All you stats geeks out there will love the January 6, 2016 study in The Journal of Bone & Joint Surgery by Schilling and Bozic. We at OrthoBuzz are going to skip the gory statistical details for the most part and focus on the essential findings.
First the premise and purpose of the study: Because measuring and improving health care outcomes are nowadays top priorities, risk adjustment—methods to account for differences in patient characteristics across providers—has become a contentious issue. General risk-assessment models tend not to be well-tailored to orthopaedic procedures. So Schilling and Bozic developed a series of risk-adjustment models specific to 30-day morbidity and mortality following hip fracture repair (HFR), total hip arthroplasty (THA), and total knee arthroplasty (TKA). To develop their models, they used prospectively collected clinical data from the National Surgical Quality Improvement Program.
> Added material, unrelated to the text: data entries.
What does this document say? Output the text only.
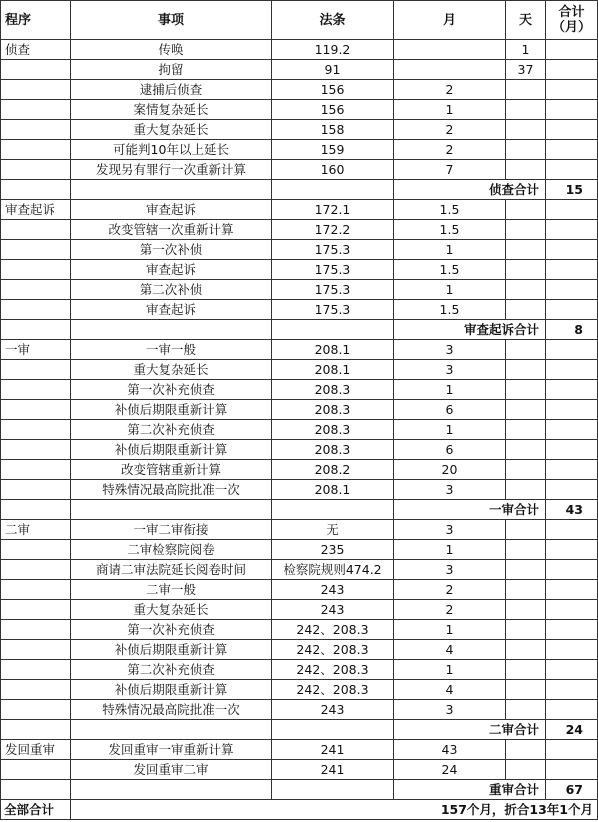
程序	事项	法条	月	天	合计
（月）

侦查	传唤	119.2		1	
	拘留	91		37	
	逮捕后侦查	156	2		
	案情复杂延长	156	1		
	重大复杂延长	158	2		
	可能判10年以上延长	159	2		
	发现另有罪行一次重新计算	160	7		
			侦查合计		15
审查起诉	审查起诉	172.1	1.5		
	改变管辖一次重新计算	172.2	1.5		
	第一次补侦	175.3	1		
	审查起诉	175.3	1.5		
	第二次补侦	175.3	1		
	审查起诉	175.3	1.5		
			审查起诉合计		8
一审	一审一般	208.1	3		
	重大复杂延长	208.1	3		
	第一次补充侦查	208.3	1		
	补侦后期限重新计算	208.3	6		
	第二次补充侦查	208.3	1		
	补侦后期限重新计算	208.3	6		
	改变管辖重新计算	208.2	20		
	特殊情况最高院批准一次	208.1	3		
			一审合计		43
二审	一审二审衔接	无	3		
	二审检察院阅卷	235	1		
	商请二审法院延长阅卷时间	检察院规则474.2	3		
	二审一般	243	2		
	重大复杂延长	243	2		
	第一次补充侦查	242、208.3	1		
	补侦后期限重新计算	242、208.3	4		
	第二次补充侦查	242、208.3	1		
	补侦后期限重新计算	242、208.3	4		
	特殊情况最高院批准一次	243	3		
			二审合计		24
发回重审	发回重审一审重新计算	241	43		
	发回重审二审	241	24		
			重审合计		67
全部合计	157个月，折合13年1个月				
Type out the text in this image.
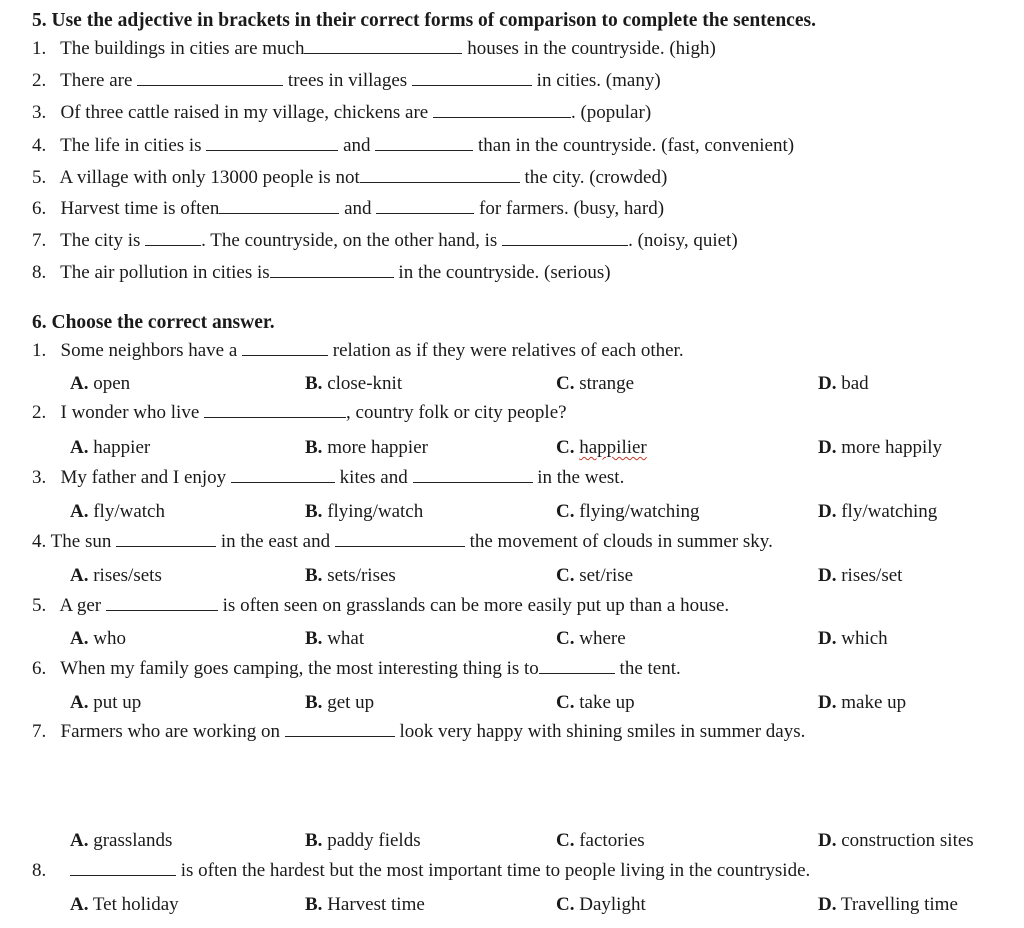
5. Use the adjective in brackets in their correct forms of comparison to complete the sentences.
1. The buildings in cities are much	houses in the countryside. (high)
2. There are	trees in villages	in cities. (many)
3. Of three cattle raised in my village, chickens are	. (popular)
4. The life in cities is	and	than in the countryside. (fast, convenient)
5. A village with only 13000 people is not	the city. (crowded)
6. Harvest time is often	and	for farmers. (busy, hard)
7. The city is	. The countryside, on the other hand, is	. (noisy, quiet)
8. The air pollution in cities is	in the countryside. (serious)
6. Choose the correct answer.
1. Some neighbors have a	relation as if they were relatives of each other.
A. open	B. close-knit	C. strange	D. bad
2. I wonder who live	, country folk or city people?
A. happier	B. more happier	C. happilier	D. more happily
3. My father and I enjoy	kites and	in the west.
A. fly/watch	B. flying/watch	C. flying/watching	D. fly/watching
4. The sun	in the east and	the movement of clouds in summer sky.
A. rises/sets	B. sets/rises	C. set/rise	D. rises/set
5. A ger	is often seen on grasslands can be more easily put up than a house.
A. who	B. what	C. where	D. which
6. When my family goes camping, the most interesting thing is to	the tent.
A. put up	B. get up	C. take up	D. make up
7. Farmers who are working on	look very happy with shining smiles in summer days.
A. grasslands	B. paddy fields	C. factories	D. construction sites
8.	is often the hardest but the most important time to people living in the countryside.
A. Tet holiday	B. Harvest time	C. Daylight	D. Travelling time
Here are the major findings: For THA and TKA, risk-adjustment models using age, sex, and American Society of Anesthesiologists (ASA) physical status classification were nearly as predictive as models using many additional covariates. HFR model discrimination improved with the addition of comorbidities and laboratory values. Vital signs did not improve model discrimination for any of the procedures.
The study confirms that it is possible to provide adequate risk adjustment for analyzing outcomes of these procedures using only a handful of the most predictive variables commonly available within the operative record. “More parsimonious models are a viable alternative when the adequacy of risk adjustment must be weighed against the cost and burden of large-scale data extraction from the clinical record,” the authors conclude.